Vision-Speech Models: Teaching Speech Models to Converse about Images
Amélie Royer, Moritz Böhle, Gabriel de Marmiesse, Laurent Mazaré, Neil Zeghidour, Alexandre Défossez, Patrick Pérez
TL;DR
This work tackles building a practical Vision-Speech Model by turning a real-time conversational speech LLM (Moshi) into MoshiVis through lightweight image-adaptation modules and a gated cross-attention mechanism. It uses a simple, one-stage fine-tuning pipeline that mixes speechful and speechless data to leverage abundant Vision-Language resources while keeping audio supervision minimal, complemented by a synthetic dialogue generation pipeline for training conversational behavior. The model demonstrates competitive vision-language understanding in both text and audio prompts, exhibits improved context-switch robustness, and maintains real-time latency on consumer-grade hardware.
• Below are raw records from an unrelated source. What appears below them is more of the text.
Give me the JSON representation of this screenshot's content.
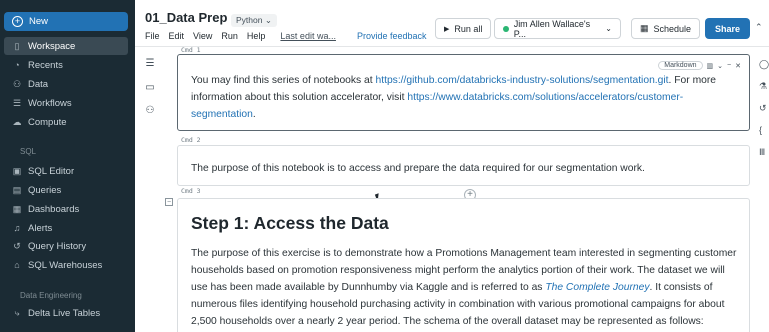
{
  "sidebar": {
    "new_label": "New",
    "items": [
      {
        "label": "Workspace",
        "icon": "workspace-icon",
        "glyph": "▯"
      },
      {
        "label": "Recents",
        "icon": "clock-icon",
        "glyph": "◔"
      },
      {
        "label": "Data",
        "icon": "data-icon",
        "glyph": "⚇"
      },
      {
        "label": "Workflows",
        "icon": "workflows-icon",
        "glyph": "☰"
      },
      {
        "label": "Compute",
        "icon": "cloud-icon",
        "glyph": "☁"
      }
    ],
    "sql_section": "SQL",
    "sql_items": [
      {
        "label": "SQL Editor",
        "icon": "sql-editor-icon",
        "glyph": "▣"
      },
      {
        "label": "Queries",
        "icon": "queries-icon",
        "glyph": "▤"
      },
      {
        "label": "Dashboards",
        "icon": "dashboards-icon",
        "glyph": "▦"
      },
      {
        "label": "Alerts",
        "icon": "bell-icon",
        "glyph": "♫"
      },
      {
        "label": "Query History",
        "icon": "history-icon",
        "glyph": "↺"
      },
      {
        "label": "SQL Warehouses",
        "icon": "warehouse-icon",
        "glyph": "⌂"
      }
    ],
    "de_section": "Data Engineering",
    "de_items": [
      {
        "label": "Delta Live Tables",
        "icon": "delta-icon",
        "glyph": "⤷"
      }
    ]
  },
  "header": {
    "title": "01_Data Prep",
    "language": "Python ⌄",
    "menu": [
      "File",
      "Edit",
      "View",
      "Run",
      "Help"
    ],
    "last_edit": "Last edit wa...",
    "feedback": "Provide feedback",
    "run_all": "Run all",
    "cluster": "Jim Allen Wallace's P...",
    "schedule": "Schedule",
    "share": "Share"
  },
  "cells": {
    "cmd1": "Cmd 1",
    "cmd2": "Cmd 2",
    "cmd3": "Cmd 3",
    "markdown_label": "Markdown",
    "cell1_line1_pre": "You may find this series of notebooks at ",
    "cell1_link1": "https://github.com/databricks-industry-solutions/segmentation.git",
    "cell1_line1_post": ". For more",
    "cell1_line2_pre": "information about this solution accelerator, visit ",
    "cell1_link2a": "https://www.databricks.com/solutions/accelerators/customer-",
    "cell1_link2b": "segmentation",
    "cell1_line3_post": ".",
    "cell2_text": "The purpose of this notebook is to access and prepare the data required for our segmentation work.",
    "cell3_heading": "Step 1: Access the Data",
    "cell3_p1": "The purpose of this exercise is to demonstrate how a Promotions Management team interested in segmenting customer",
    "cell3_p2": "households based on promotion responsiveness might perform the analytics portion of their work. The dataset we will",
    "cell3_p3_pre": "use has been made available by Dunnhumby via Kaggle and is referred to as ",
    "cell3_p3_em": "The Complete Journey",
    "cell3_p3_post": ". It consists of",
    "cell3_p4": "numerous files identifying household purchasing activity in combination with various promotional campaigns for about",
    "cell3_p5": "2,500 households over a nearly 2 year period. The schema of the overall dataset may be represented as follows:"
  },
  "colors": {
    "sidebar_bg": "#1b2b34",
    "accent": "#2272b4",
    "status_green": "#2bb673"
  }
}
By releasing inference code and audio benchmarks, the work provides a reproducible, scalable path toward multimodal dialogue systems that can discuss images and general topics in natural, real-time conversations.
Abstract
The recent successes of Vision-Language models raise the question of how to equivalently imbue a pretrained speech model with vision understanding, an important milestone towards building a multimodal speech model able to freely converse about images. Building such a conversational Vision-Speech model brings its unique challenges: (i) paired image-speech datasets are much scarcer than their image-text counterparts, (ii) ensuring real-time latency at inference is crucial thus bringing compute and memory constraints, and (iii) the model should preserve prosodic features (e.g., speaker tone) which cannot be inferred from text alone. In this work, we introduce MoshiVis, augmenting a recent dialogue speech LLM, Moshi, with visual inputs through lightweight adaptation modules. An additional dynamic gating mechanism enables the model to more easily switch between the visual inputs and unrelated conversation topics. To reduce training costs, we design a simple one-stage, parameter-efficient fine-tuning pipeline in which we leverage a mixture of image-text (i.e., "speechless") and image-speech samples. We evaluate the model on downstream visual understanding tasks with both audio and text prompts, and report qualitative samples of interactions with MoshiVis. Our inference code will be made available, as well as the image-speech data used for audio evaluation.